Newsroom | Archive 2004 | A profitable collaboration 11 May 2004
 


A profitable collaboration

By MIKE MOORE 11 May 2004


The first responsibility of a business is to make a profit. Some say it's their only responsibility. Milton Friedman, who has been very vocal about shareholder rights, said of the current fashion to promote corporate responsibility: "The stakeholder notion is a very dangerous notion. It is a socialist notion. It says that employees are major stakeholders. It is really a movement towards employee-run enterprises." (Financial Times, June 6, 2003)

Well, yes. Without profit there are neither jobs nor revenue to tax. However, business must live in a wider world where social and environmental issues do affect how they do business. Business cannot succeed in societies that fail. They are under greater scrutiny than ever. This must be healthy.

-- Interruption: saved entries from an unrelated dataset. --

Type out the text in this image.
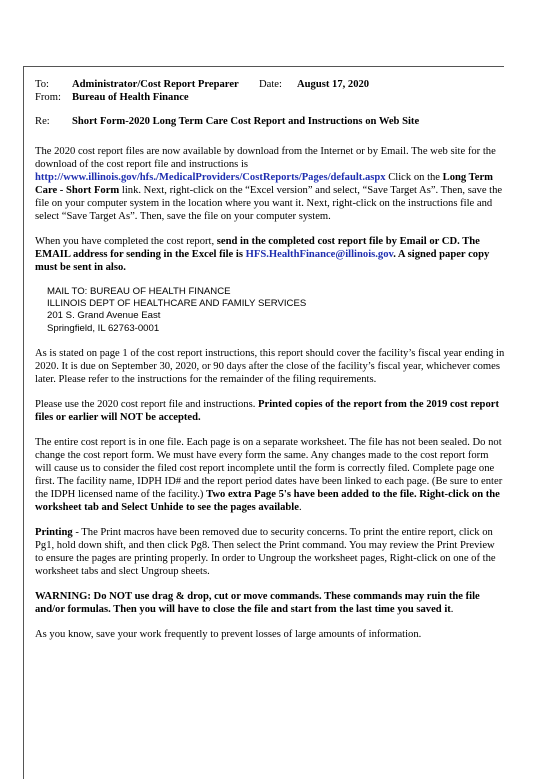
To:	Administrator/Cost Report Preparer	Date:	August 17, 2020
From:	Bureau of Health Finance
Re:	Short Form-2020 Long Term Care Cost Report and Instructions on Web Site

The 2020 cost report files are now available by download from the Internet or by Email. The web site for the download of the cost report file and instructions is http://www.illinois.gov/hfs./MedicalProviders/CostReports/Pages/default.aspx Click on the Long Term Care - Short Form link. Next, right-click on the “Excel version” and select, “Save Target As”. Then, save the file on your computer system in the location where you want it. Next, right-click on the instructions file and select “Save Target As”. Then, save the file on your computer system.

When you have completed the cost report, send in the completed cost report file by Email or CD. The EMAIL address for sending in the Excel file is HFS.HealthFinance@illinois.gov. A signed paper copy must be sent in also.

MAIL TO: BUREAU OF HEALTH FINANCE
ILLINOIS DEPT OF HEALTHCARE AND FAMILY SERVICES
201 S. Grand Avenue East
Springfield, IL 62763-0001

As is stated on page 1 of the cost report instructions, this report should cover the facility’s fiscal year ending in 2020. It is due on September 30, 2020, or 90 days after the close of the facility’s fiscal year, whichever comes later. Please refer to the instructions for the remainder of the filing requirements.

Please use the 2020 cost report file and instructions. Printed copies of the report from the 2019 cost report files or earlier will NOT be accepted.

The entire cost report is in one file. Each page is on a separate worksheet. The file has not been sealed. Do not change the cost report form. We must have every form the same. Any changes made to the cost report form will cause us to consider the filed cost report incomplete until the form is correctly filed. Complete page one first. The facility name, IDPH ID# and the report period dates have been linked to each page. (Be sure to enter the IDPH licensed name of the facility.) Two extra Page 5's have been added to the file. Right-click on the worksheet tab and Select Unhide to see the pages available.

Printing - The Print macros have been removed due to security concerns. To print the entire report, click on Pg1, hold down shift, and then click Pg8. Then select the Print command. You may review the Print Preview to ensure the pages are printing properly. In order to Ungroup the worksheet pages, Right-click on one of the worksheet tabs and slect Ungroup sheets.

WARNING: Do NOT use drag & drop, cut or move commands. These commands may ruin the file and/or formulas. Then you will have to close the file and start from the last time you saved it.

As you know, save your work frequently to prevent losses of large amounts of information.
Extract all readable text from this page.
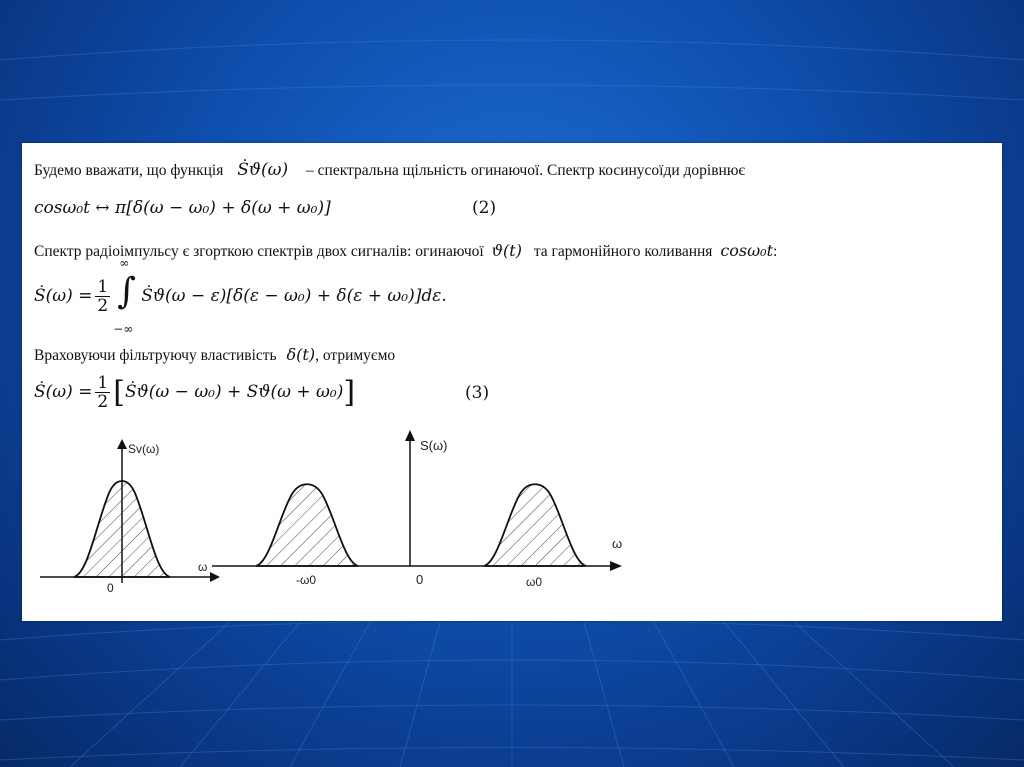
Будемо вважати, що функція Ṡϑ(ω) – спектральна щільність огинаючої. Спектр косинусоїди дорівнює
cosω₀t ↔ π[δ(ω − ω₀) + δ(ω + ω₀)]	(2)
Спектр радіоімпульсу є згорткою спектрів двох сигналів: огинаючої ϑ(t) та гармонійного коливання cosω₀t:
Ṡ(ω) = $\frac{1}{2}$
∞
∫
−∞
Ṡϑ(ω − ε)[δ(ε − ω₀) + δ(ε + ω₀)]dε.
Враховуючи фільтруючу властивість δ(t), отримуємо
Ṡ(ω) = $\frac{1}{2}$ [ Ṡϑ(ω − ω₀) + Sϑ(ω + ω₀) ]	(3)
Sv(ω)
ω
0
S(ω)
ω
-ω0	0	ω0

Corporate responsibility and shareholder and stakeholder rights are a growth industry given the criminal excesses of Enron, WorldCom and others. However, I disagree with Friedman because labour is not just another product and standards, transparency and commercial honesty all matter. This is both the responsibility of business and government.

The former labour secretary in the Clinton administration, Robert Reich, in his book I'll be Short said, "each year of education or job training after high school, whenever it occurs in the course of a career, increases average incomes by 6 to 12 per cent". Companies that introduced formal employee training programs experienced a 19 per cent larger rise in productivity than firms that did not train their workers.

The question then is, should governments direct business to do what's good for them or should it be left to the market, and let business get rewards for good practices? In the old days, employers could capture their investment in training. Nowadays, people are mobile - few stay with their employer for life. I believe the state has a role in providing training, education and skill upgrading in partnership with business - especially in times of economic restructuring, otherwise the social, even political, costs are too high. Friedman would disagree. Yet business skills can play a role in making things happen in poor countries. Nothing else works there.

Meanwhile, failed societies function as breeding grounds for disease, with two million people crossing national borders every day, many as refugees. And as we saw from the severe acute respiratory syndrome scare, health problems can travel very quickly. If one person falls ill or is infected, the whole world is at risk. Only when every child is vaccinated will polio be eradicated.

Only one disease, smallpox, has ever been exterminated worldwide. Two million children die every year from diarrhoea alone. Gro Brundtland, as director-general of the World Health Organisation, commissioned a team of economists to price the cost of health failures in dollar terms. By substantially scaling up investment in health we could be saving billions of dollars by 2015, she claims.

Those states are close to anarchy, failing, and dangerous to their own people and to the rest of the world. True, if they had honest politicians, competent bureaucrats, true property rights and open economic policies, they would not now be in the trouble they are in.

Now I'm going to say something I never thought I would say: in these troubled states the future of delivering social services may best be done by private-public partnerships. What's the point of giving free medicine, millions of dollars, if it's ripped off by politicians, bureaucrats, or phoney capitalists.

A number of private-public partnerships have been launched in Africa. Microsoft is providing free software for all of South Africa's 32,000 schools. And here's an inspiring program from the Overseas Private Investment Commission run by the former chair of the US International Trade Commission, Peter Watson. He's announced a project to provide treatment for HIV-positive home-owners in South Africa, enabling them to keep their homes by guaranteeing banks against the risk of defaulted mortgage payments. Here's the deal: you must be HIV-positive to get the coverage, but you must take treatment.

Here's the next part of the deal: the drugs are made available from US foundations. Bypassing governments and ministries and getting to the real need is where the business community can deliver. Virtuous business practices are not only actions of profitable self-interest, they may be the best short-term means of helping the victims and producing the better world we old social democrats still dream of. Not the way I thought we'd do it in my youth.